Nachdem wir gestern vorsorglich den Wetterbericht studiert haben wussten wir was auf uns zu kommt. Deshalb haben wir gestern unsere Abreise organisiert und unser Frühstück bereits fertig gemacht. In der Nacht fing es dann zu regnen und zu stürmen und der Wind zerrte am Zelt. Pünktlich zu unserer Aufstehzeit warces dann trocken und wir konnten unseren Kaffee draußen geniesen. Dann fing es wieder an und hörte erst wieder bei unserer Abfahrt etwas auf. Somit war das Zelt nass im Sack.

Wir fuhren bis nach Hjelmeland wo wir mit einer Elektrofähre nach Narvik übersetzten.

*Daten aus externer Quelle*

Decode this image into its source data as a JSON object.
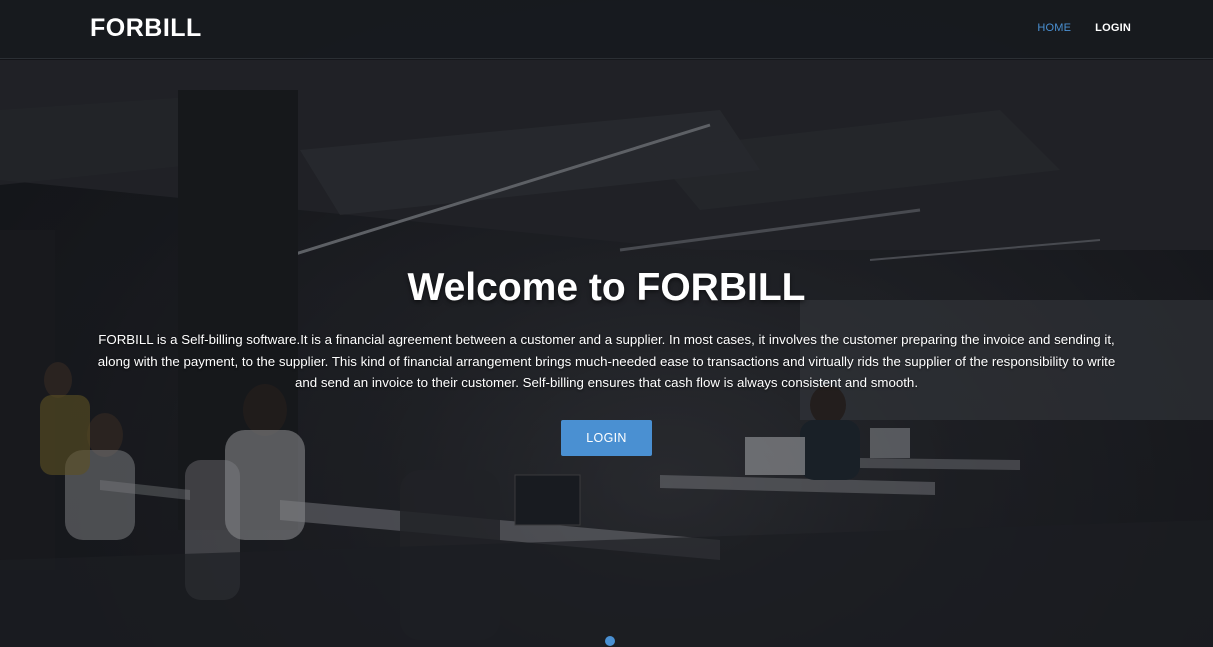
{
  "header": {
    "brand": "FORBILL",
    "nav": [
      {
        "label": "HOME",
        "active": true
      },
      {
        "label": "LOGIN",
        "active": false
      }
    ]
  },
  "hero": {
    "title": "Welcome to FORBILL",
    "description": "FORBILL is a Self-billing software.It is a financial agreement between a customer and a supplier. In most cases, it involves the customer preparing the invoice and sending it, along with the payment, to the supplier. This kind of financial arrangement brings much-needed ease to transactions and virtually rids the supplier of the responsibility to write and send an invoice to their customer. Self-billing ensures that cash flow is always consistent and smooth.",
    "button_label": "LOGIN"
  },
  "colors": {
    "accent": "#4a90d2",
    "header_bg": "#181b1f",
    "text": "#ffffff"
  },
  "icons": [
    "scroll-indicator-dot"
  ]
}
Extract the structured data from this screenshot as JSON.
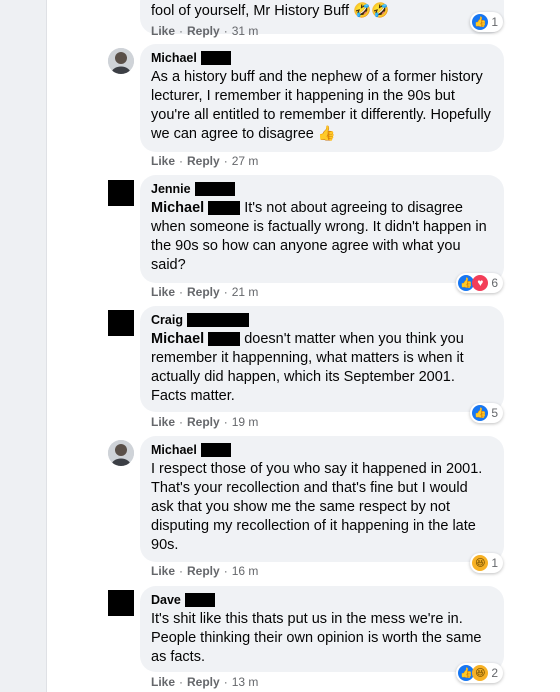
{
  "comments": [
    {
      "text_end": "fool of yourself, Mr History Buff 🤣🤣",
      "actions": {
        "like": "Like",
        "reply": "Reply",
        "time": "31 m"
      },
      "reactions": {
        "count": "1"
      }
    },
    {
      "author": "Michael",
      "text": "As a history buff and the nephew of a former history lecturer, I remember it happening in the 90s but you're all entitled to remember it differently. Hopefully we can agree to disagree 👍",
      "actions": {
        "like": "Like",
        "reply": "Reply",
        "time": "27 m"
      }
    },
    {
      "author": "Jennie",
      "mention": "Michael",
      "text": "It's not about agreeing to disagree when someone is factually wrong. It didn't happen in the 90s so how can anyone agree with what you said?",
      "actions": {
        "like": "Like",
        "reply": "Reply",
        "time": "21 m"
      },
      "reactions": {
        "count": "6"
      }
    },
    {
      "author": "Craig",
      "mention": "Michael",
      "text": "doesn't matter when you think you remember it happenning, what matters is when it actually did happen, which its September 2001. Facts matter.",
      "actions": {
        "like": "Like",
        "reply": "Reply",
        "time": "19 m"
      },
      "reactions": {
        "count": "5"
      }
    },
    {
      "author": "Michael",
      "text": "I respect those of you who say it happened in 2001. That's your recollection and that's fine but I would ask that you show me the same respect by not disputing my recollection of it happening in the late 90s.",
      "actions": {
        "like": "Like",
        "reply": "Reply",
        "time": "16 m"
      },
      "reactions": {
        "count": "1"
      }
    },
    {
      "author": "Dave",
      "text": "It's shit like this thats put us in the mess we're in. People thinking their own opinion is worth the same as facts.",
      "actions": {
        "like": "Like",
        "reply": "Reply",
        "time": "13 m"
      },
      "reactions": {
        "count": "2"
      }
    }
  ],
  "colors": {
    "like": "#1877f2",
    "love": "#f33e58",
    "haha": "#f7b125",
    "bubble": "#f0f2f5",
    "meta": "#65676b"
  },
  "icons": [
    "like-icon",
    "love-icon",
    "haha-icon",
    "avatar-photo"
  ]
}
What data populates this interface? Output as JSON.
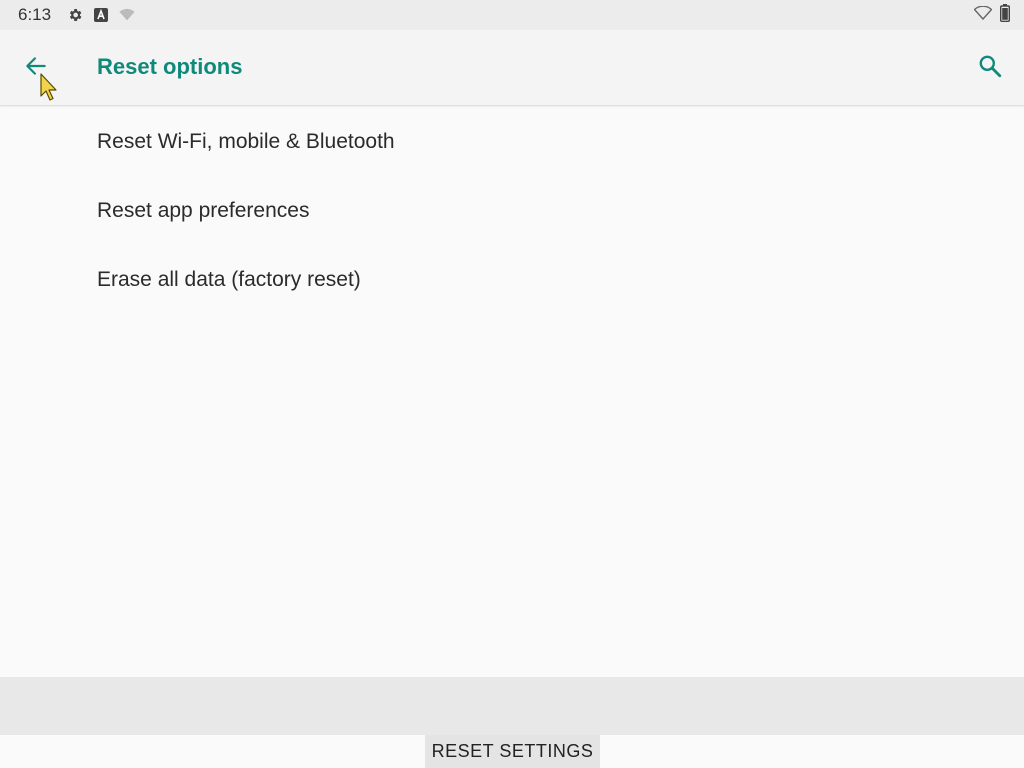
{
  "status_bar": {
    "time": "6:13",
    "icons": [
      "settings-icon",
      "a-box-icon",
      "wifi-off-icon"
    ],
    "right_icons": [
      "wifi-icon",
      "battery-icon"
    ]
  },
  "header": {
    "title": "Reset options",
    "back_icon": "arrow-back-icon",
    "search_icon": "search-icon"
  },
  "options": [
    {
      "label": "Reset Wi-Fi, mobile & Bluetooth"
    },
    {
      "label": "Reset app preferences"
    },
    {
      "label": "Erase all data (factory reset)"
    }
  ],
  "footer": {
    "button_label": "RESET SETTINGS"
  },
  "colors": {
    "accent": "#10897b",
    "background": "#fafafa",
    "status_bar": "#ececec",
    "app_bar": "#f4f4f4"
  }
}
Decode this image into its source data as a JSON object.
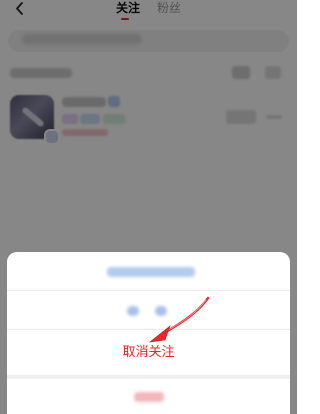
{
  "nav": {
    "back_icon": "chevron-left-icon",
    "tabs": [
      {
        "label": "关注",
        "active": true
      },
      {
        "label": "粉丝",
        "active": false
      }
    ],
    "active_color": "#e02e24"
  },
  "sheet": {
    "unfollow_label": "取消关注",
    "destructive_color": "#e8262b"
  },
  "annotation": {
    "arrow_color": "#e8262b",
    "icon": "pointer-arrow-icon"
  },
  "overlay_color": "rgba(0,0,0,0.47)"
}
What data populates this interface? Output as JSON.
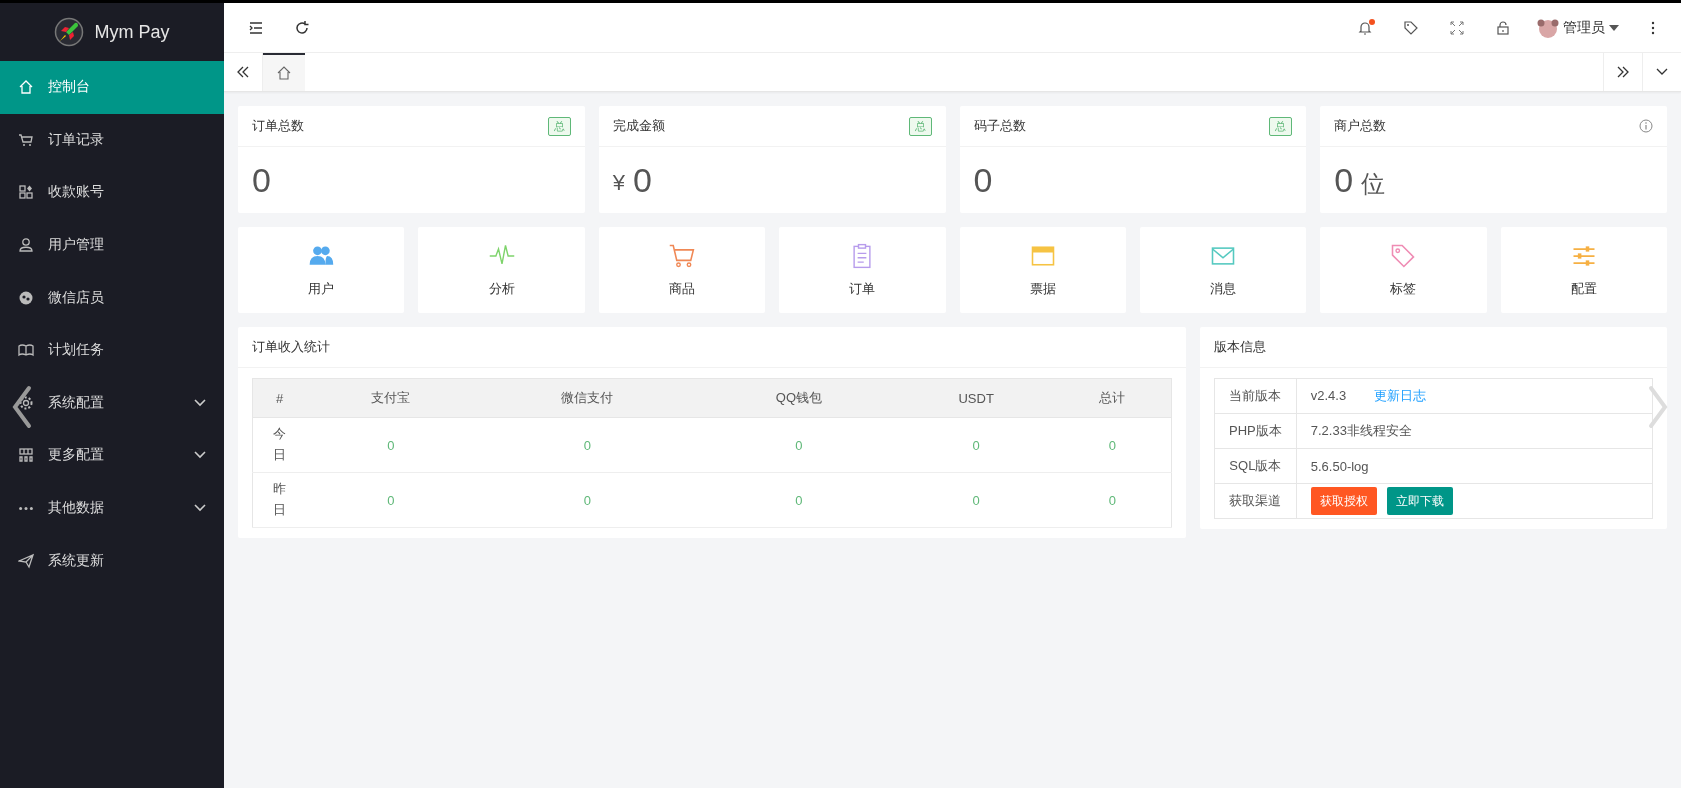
{
  "sidebar": {
    "logo_text": "Mym Pay",
    "items": [
      {
        "label": "控制台",
        "selected": true,
        "has_submenu": false
      },
      {
        "label": "订单记录",
        "selected": false,
        "has_submenu": false
      },
      {
        "label": "收款账号",
        "selected": false,
        "has_submenu": false
      },
      {
        "label": "用户管理",
        "selected": false,
        "has_submenu": false
      },
      {
        "label": "微信店员",
        "selected": false,
        "has_submenu": false
      },
      {
        "label": "计划任务",
        "selected": false,
        "has_submenu": false
      },
      {
        "label": "系统配置",
        "selected": false,
        "has_submenu": true
      },
      {
        "label": "更多配置",
        "selected": false,
        "has_submenu": true
      },
      {
        "label": "其他数据",
        "selected": false,
        "has_submenu": true
      },
      {
        "label": "系统更新",
        "selected": false,
        "has_submenu": false
      }
    ]
  },
  "header": {
    "has_notification": true,
    "user": "管理员"
  },
  "tabs": [
    {
      "selected": true
    }
  ],
  "stat_cards": [
    {
      "title": "订单总数",
      "badge": "总",
      "value": "0"
    },
    {
      "title": "完成金额",
      "badge": "总",
      "prefix": "¥",
      "value": "0"
    },
    {
      "title": "码子总数",
      "badge": "总",
      "value": "0"
    },
    {
      "title": "商户总数",
      "value": "0",
      "suffix": "位"
    }
  ],
  "shortcuts": [
    {
      "label": "用户"
    },
    {
      "label": "分析"
    },
    {
      "label": "商品"
    },
    {
      "label": "订单"
    },
    {
      "label": "票据"
    },
    {
      "label": "消息"
    },
    {
      "label": "标签"
    },
    {
      "label": "配置"
    }
  ],
  "order_stats": {
    "title": "订单收入统计",
    "columns": [
      "#",
      "支付宝",
      "微信支付",
      "QQ钱包",
      "USDT",
      "总计"
    ],
    "rows": [
      {
        "cells": [
          "今日",
          "0",
          "0",
          "0",
          "0",
          "0"
        ]
      },
      {
        "cells": [
          "昨日",
          "0",
          "0",
          "0",
          "0",
          "0"
        ]
      }
    ]
  },
  "version_info": {
    "title": "版本信息",
    "rows": [
      {
        "kind": "text",
        "label": "当前版本",
        "value": "v2.4.3",
        "link": "更新日志"
      },
      {
        "kind": "text",
        "label": "PHP版本",
        "value": "7.2.33非线程安全"
      },
      {
        "kind": "text",
        "label": "SQL版本",
        "value": "5.6.50-log"
      },
      {
        "kind": "buttons",
        "label": "获取渠道",
        "buttons": [
          {
            "label": "获取授权",
            "kind": "danger"
          },
          {
            "label": "立即下载",
            "kind": "primary"
          }
        ]
      }
    ]
  }
}
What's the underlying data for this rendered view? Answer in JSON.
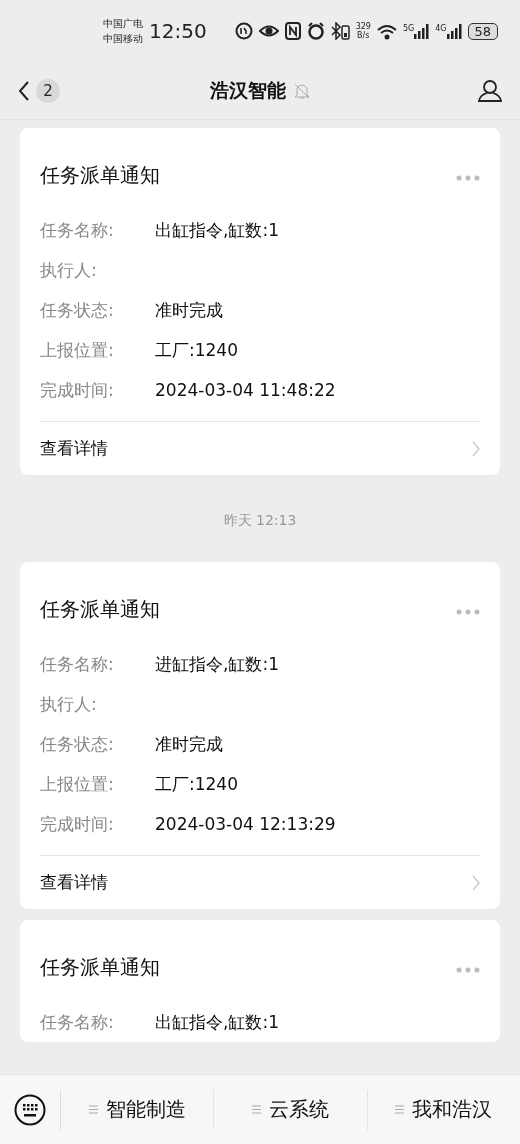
{
  "status_bar": {
    "carriers": [
      "中国广电",
      "中国移动"
    ],
    "time": "12:50",
    "speed": [
      "329",
      "B/s"
    ],
    "networks": [
      "5G",
      "4G"
    ],
    "battery": "58"
  },
  "nav": {
    "back_count": "2",
    "title": "浩汉智能"
  },
  "messages": [
    {
      "kind": "card",
      "title": "任务派单通知",
      "rows": [
        {
          "label": "任务名称:",
          "value": "出缸指令,缸数:1"
        },
        {
          "label": "执行人:"
        },
        {
          "label": "任务状态:",
          "value": "准时完成"
        },
        {
          "label": "上报位置:",
          "value": "工厂:1240"
        },
        {
          "label": "完成时间:",
          "value": "2024-03-04 11:48:22"
        }
      ],
      "link": "查看详情"
    },
    {
      "kind": "time",
      "text": "昨天 12:13"
    },
    {
      "kind": "card",
      "title": "任务派单通知",
      "rows": [
        {
          "label": "任务名称:",
          "value": "进缸指令,缸数:1"
        },
        {
          "label": "执行人:"
        },
        {
          "label": "任务状态:",
          "value": "准时完成"
        },
        {
          "label": "上报位置:",
          "value": "工厂:1240"
        },
        {
          "label": "完成时间:",
          "value": "2024-03-04 12:13:29"
        }
      ],
      "link": "查看详情"
    },
    {
      "kind": "card",
      "title": "任务派单通知",
      "rows": [
        {
          "label": "任务名称:",
          "value": "出缸指令,缸数:1"
        }
      ]
    }
  ],
  "menu": [
    "智能制造",
    "云系统",
    "我和浩汉"
  ]
}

Der Regen wurde wieder stärker und bei unserer Tankrast reifte der Gedanke für heute eine Hütte zunehmen um die nassen Sachen wieder trocken zu bekommen.

Landschaftlich war die Rv13 eine Augenweide. Links und Rechts Fels, teilweise mit Schnee bedenkt. Ein Traum von einem Straßenverlauf, hoch runter links rechts, kleine Bärenarschtunnel, große super beleuchtete Tunnel usw.

Aufgrund des Wetters haben wir uns nicht den Weg über den Roedal Fjell gegeben. Vorbei an Skiliften ging es dann in einem längeren Tunnel, aber dafür nicht durch die Wolken, die heute besonders tief hingen (und in den engen Tälern eine bezaubernde Kulisse gaben).

An einem uns unbekannten imposanten Wasserfall trafen wir die Gruppe norwegische Motorradfahrer die uns vorher überholt hatten. Einer von ihnen hat sich in den Tunnel bereits lautstark angekündigt und auf dem Parkplatz sah ich, dass er eine Suzuki Intruder fährt. So eine fahr ich ja auch, nur hat der Norweger die 1800 und ich die 800. Ich hab dann zu ihm gesagt, dass ich dachte er fährt ne Harley, wegen der Lautstärke. Er grinste nur und meinte: er hat nur die Cobra Auspuffanlage verbaut und auch die DB Eater wären noch drin.

Nach dem kleinen Smalltalk ging es weiter zum Lattefossen, ein gigantischer Wasserfall. Die Rv13 fährt direkt dran vorbei und man bekommt die Gischt ab. Oder war es doch nur der Regen. Wir konnten es nicht mehr unterscheiden.

Also weiter nach Kinsarvik, wo wir aufgrund einer Baustelle auch noch eine Off Road Einlage geben mussten, und noch schnell ein Brot kaufen. Zum Glück war es dort etwas trockener. Dann die Ernüchterung, es gab keine frei Hütte und keinen freien Platz mehr auf dem ausgewählten Campingplatz. Ich hatte zum Glück mir vorher die norwegischen Campingplätze als POI ins Navi gespeichert. Also zum nächsten, keine Hütten. Zum nächsten, hatte Hütten, aber unterirdisch. Also einen weiter entfernten raussuchen der auf unserer morgigen Route liegt. Dadurch mussten wir bereits heute über die Hardanger Brücke. Ein Erlebnis: Rein in einem Riesentinnel, im Tunnel ein beleuchteter Kreisverkehr raus aus dem Tunnel auf die Brücke (mit sehr viel Seitenwind), rein in einem Tunnel und wieder durch einem unterirdischen Kreisverkehr, dann raus Richtung Ulvig. In Ulvig sind wir dann fündig geworden und haben ein festes Dach über dem Kopf und die Klamotten können trocknen.